Alcuino torció el gesto.
– No sería la primera vez que un inocente confiesa su culpabilidad para evitar los instrumentos del verdugo -refutó.
– ¿Y presumís que sea éste el caso? -Lotario pareció meditar-. Muy bien. Supongamos que alguien resultara convicto de las fechorías más horribles. Supongamos que no las hubiera cometido, pero que para evitar el suplicio, difamándose a sí mismo, admitiera haberlas hecho. Aun si tal confesión se produjera sin prestar juramento, sin duda estaría cometiendo una gran infamia, de modo que siendo pecado mortal el difamar al prójimo, lo sería con más motivo el difamarse a sí mismo. ¿Y acaso de ahí no se infiere que quien renuncia a la virtud para solazarse en el pecado, vivirá siempre en el desliz si de él extrae un beneficio?

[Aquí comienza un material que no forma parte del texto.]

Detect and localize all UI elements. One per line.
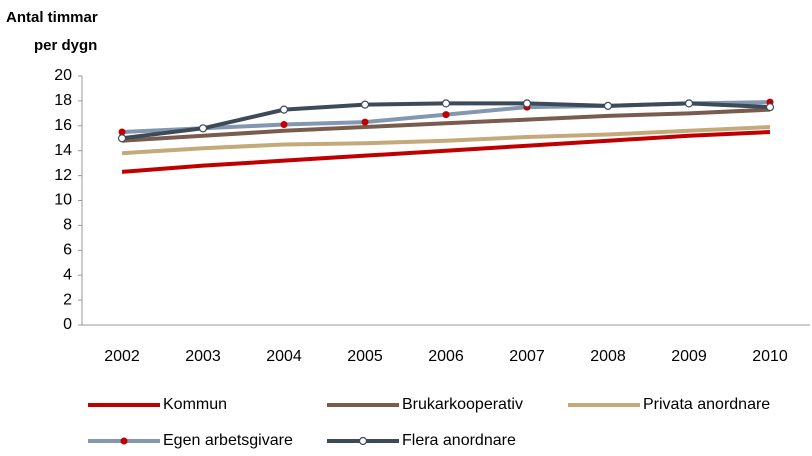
y-tick-label: 10 [54,192,72,209]
y-tick-label: 12 [54,167,72,184]
point-marker [361,118,369,126]
y-tick-label: 18 [54,92,72,109]
legend-marker [120,437,128,445]
legend-label: Egen arbetsgivare [163,432,293,449]
legend-label: Kommun [163,396,227,413]
y-tick-label: 8 [63,217,72,234]
y-tick-label: 14 [54,142,72,159]
y-axis-label: Antal timmar [6,9,98,26]
point-marker [522,99,532,108]
point-marker [442,111,450,119]
y-tick-label: 6 [63,242,72,259]
y-tick-label: 4 [63,266,72,283]
series-line [121,107,771,143]
y-tick-label: 0 [63,316,72,333]
point-marker [198,124,208,133]
point-marker [118,128,126,136]
x-tick-label: 2010 [752,348,788,365]
point-marker [765,103,775,112]
x-tick-label: 2002 [104,348,140,365]
y-tick-label: 2 [63,291,72,308]
legend-marker [358,436,368,446]
x-tick-label: 2007 [509,348,545,365]
point-marker [603,101,613,110]
x-tick-label: 2003 [185,348,221,365]
x-tick-label: 2008 [590,348,626,365]
point-marker [441,99,451,108]
y-axis-label: per dygn [34,37,97,54]
x-tick-label: 2006 [428,348,464,365]
point-marker [360,100,370,109]
series-line [121,125,771,156]
point-marker [117,134,127,143]
series-line [121,130,771,174]
point-marker [280,121,288,129]
y-tick-label: 16 [54,117,72,134]
legend-label: Brukarkooperativ [402,396,523,413]
legend-label: Privata anordnare [643,396,770,413]
y-tick-label: 20 [54,67,72,84]
point-marker [684,99,694,108]
legend-label: Flera anordnare [402,432,516,449]
x-tick-label: 2009 [671,348,707,365]
x-tick-label: 2005 [347,348,383,365]
x-tick-label: 2004 [266,348,302,365]
point-marker [279,105,289,114]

Alcuino denegó con la cabeza. En ese instante Carlomagno se levantó, empobreciendo con su estatura a la de los oponentes.
– Estimado Lotario, no cuestiono la culpabilidad del molinero, sin duda una noticia importante que anuncia el final de esas horribles muertes. Pero no olvidéis a quién estáis acusando: las imputaciones que vertéis sobre Alcuino son de tal magnitud, que o bien las demostráis, o deberéis disculparos conforme a lo que su rango y posición merecen.
– Querido primo -reverenció Lotario con exageración-. De todos es sabida vuestra predilección por este britano, a quien habéis nombrado responsable de la educación de vuestros hijos. Pero precisamente por ello os exhorto a que prestéis atención. Que mis pruebas iluminen vuestros ojos que ahora parecen cegados.